Nicholas nodded. "We are agreed."

LaCroix stalked into the castle and grabbed his belongings from the guestroom. Leave as soon as possible. We'll leave now, and damn his family! And he slammed the door so hard, he broke the great iron hinges.

But he paused outside of Fleur's chamber. Just go on, his mind urged him. Leave her. Forget her! He put his hand to the latch. It was unlocked.

She had fallen haphazardly onto her bed, unable to fight the hypnotic stupor. LaCroix slid the saddlebags from his shoulder and knelt beside her. A hand hung off the bed; it was the same hand whose finger his rose had pricked. The wound had healed days ago. There was not even a tiny scar left for her to wonder over, nothing left to jar her memory.

"Ma Fleur..." he whispered, in agony. He leaned over to kiss her lips, but thought better of it. He saw the leather thong around her neck, from which hung the key to her book, her book of the heavens. Carefully, he untied the string and lifted the key from her sleeping form. LaCroix tied it around his own neck. He took the book of the heavens from her table, and in its place, left his rebec.

When she awoke the next morning, it was the first thing she saw. And, as LaCroix had hoped, she remembered everything. "An impossible dream." Her tears fell on the smooth, well-worn wood. "An impossible dream. Lucien... Lucien..."

That day, when they stopped to shelter in an abandoned barn as far from the castle as their horses would take them, LaCroix chose to make his bed far away from his children. Nicholas would not speak to him, and Janette did not want to press him, so they let him be. In this way, Nicholas did not recognize the book that his master had surreptitiously slid from his saddlebag.

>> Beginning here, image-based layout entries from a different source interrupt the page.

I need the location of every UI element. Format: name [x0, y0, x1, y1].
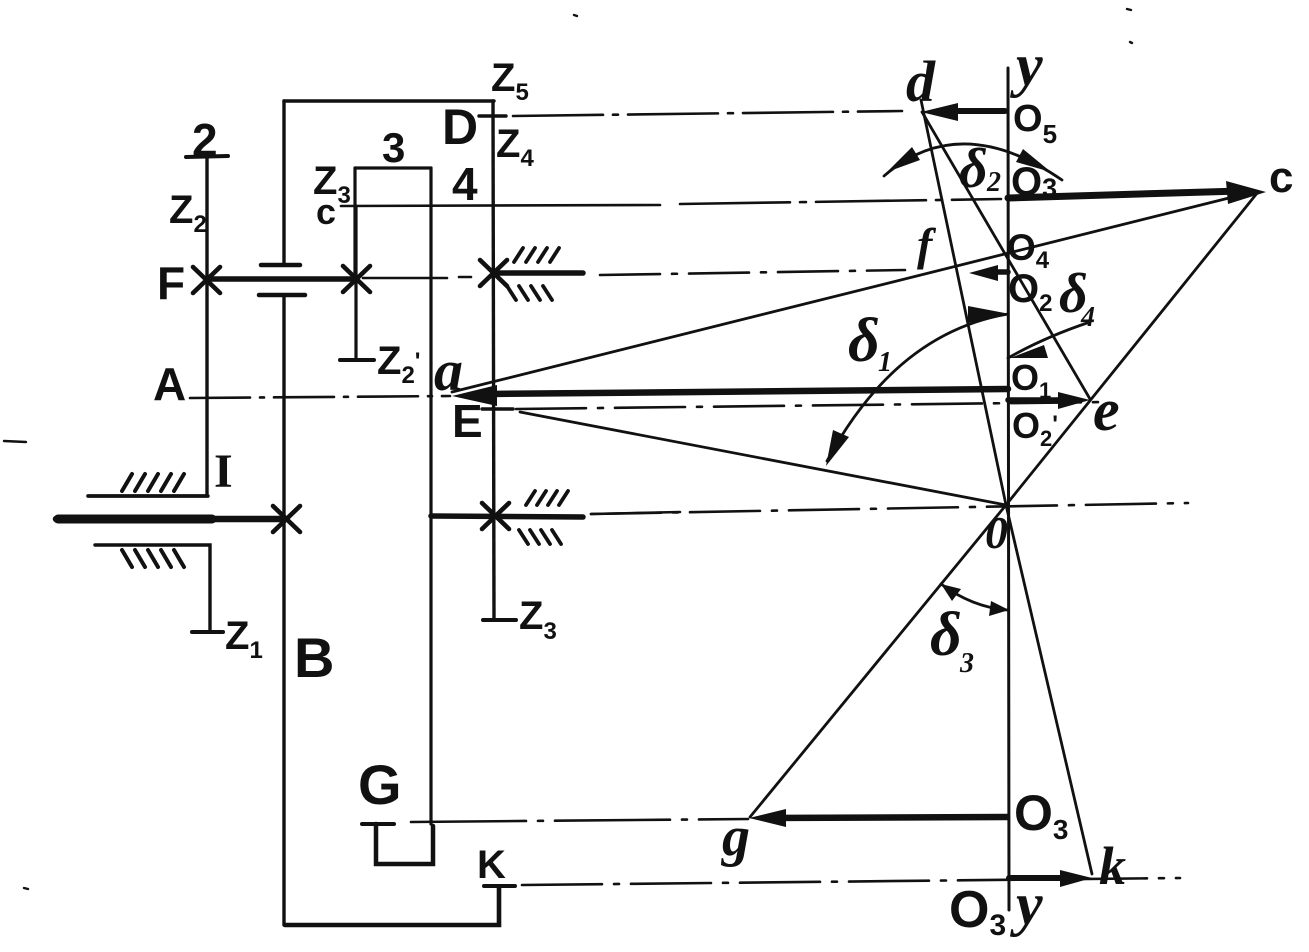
- gear mesh bar bottom: [259, 293, 305, 298]
- vector O2-f: [986, 269, 1008, 275]
- arrowhead c: [1226, 181, 1266, 204]
- arrowhead d: [921, 103, 958, 121]
- svg-text:c: c: [1269, 153, 1293, 202]
- svg-text:3: 3: [382, 124, 405, 171]
- arrowhead delta1 upper: [968, 306, 1010, 323]
- carrier B top edge: [284, 99, 494, 102]
- svg-text:δ: δ: [930, 601, 962, 669]
- svg-text:e: e: [1093, 377, 1120, 443]
- pole axis dash-dot: [591, 503, 1188, 514]
- axis line A level: [190, 396, 450, 398]
- gear G T-bar: [362, 822, 394, 826]
- bearing cross X5: [482, 503, 509, 529]
- svg-text:A: A: [153, 358, 186, 410]
- arrowhead f: [969, 265, 998, 281]
- shaft 2 top cap: [186, 156, 228, 157]
- gear G claw: [376, 824, 433, 864]
- shaft F thick: [206, 276, 357, 282]
- arrowhead e: [1058, 392, 1090, 409]
- upper support ledge: [88, 494, 208, 497]
- svg-text:4: 4: [452, 158, 478, 210]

LaCroix did not sleep that day. Instead, he settled back against the old, musty, slightly molding straw, and unlocking the book with the key he had taken from around Fleur's neck, he read of the heavens until sunset.

"Love exists. Rages within. A silent scream of endless pain. Hellish alchemy indeed. Without equal. Not death, not hell itself... but a precious, precious flower... long withered... and gone."



"So, so, leave off this last lamenting kiss
Which sucks two souls and vapors both away,
Turn thou ghost that way, and let me turn this,
And let ourselves benight out happy day,
We ask none leave to love, nor will we owe
Any so cheap a death as saying go.

"Go, go, and if that word have not quite killed thee,
Ease me with death by bidding me go too.
Oh, if it have let my word work on me,
And a just office on a murderer do.
Except it be too late to kill me so,
Being double dead, going and bidding go."